When applying for student loans, you need to, as accurately as possible, total up all the costs of attending college (including all unforeseen expense that may occur, such as car repair, unexpected flight home, or some other emergency situation and foreseeable expenses, such as books, food, and supplies) and use this number as your “survival” amount when applying for student loans. If your survival amount is less than the maximum amount of student loans that is allowed to be borrowed, you need to borrow the lesser amount. If, on the other hand, the amount you calculated is more than the maximum amount allowed to be borrowed, you need to revise your expenses and cut out non-necessities.

The point is, you always want to borrow less than the maximum amount allowable.
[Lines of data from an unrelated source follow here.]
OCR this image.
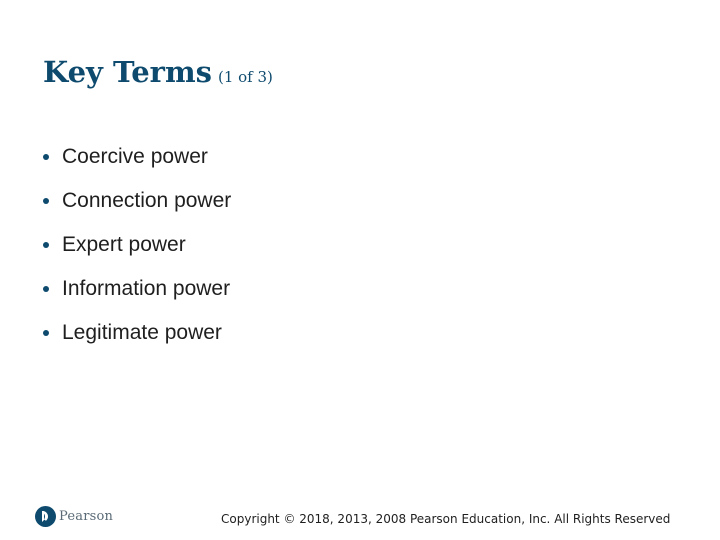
Key Terms (1 of 3)
Coercive power
Connection power
Expert power
Information power
Legitimate power
Pearson	Copyright © 2018, 2013, 2008 Pearson Education, Inc. All Rights Reserved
When I say “less,” I mean thousands of dollars, if possible, less than the maximum amount. By minimizing the amount of money that you borrow during your time at college, you will save yourself thousands of dollars in interest and principal. Additionally, you will have more financial freedom to be able to make large purchases, such as a first home or a new car, once you graduate.

Trust me when I tell you that nothing is worse then receiving your first student loan payment. After graduating from college and starting your job, the last thing you want to have to do is pay a couple hundred or even a couple of thousand dollars per month for student loans on top of all your other bills. Take my advice and minimize your loan amounts to help save yourself from this anguish.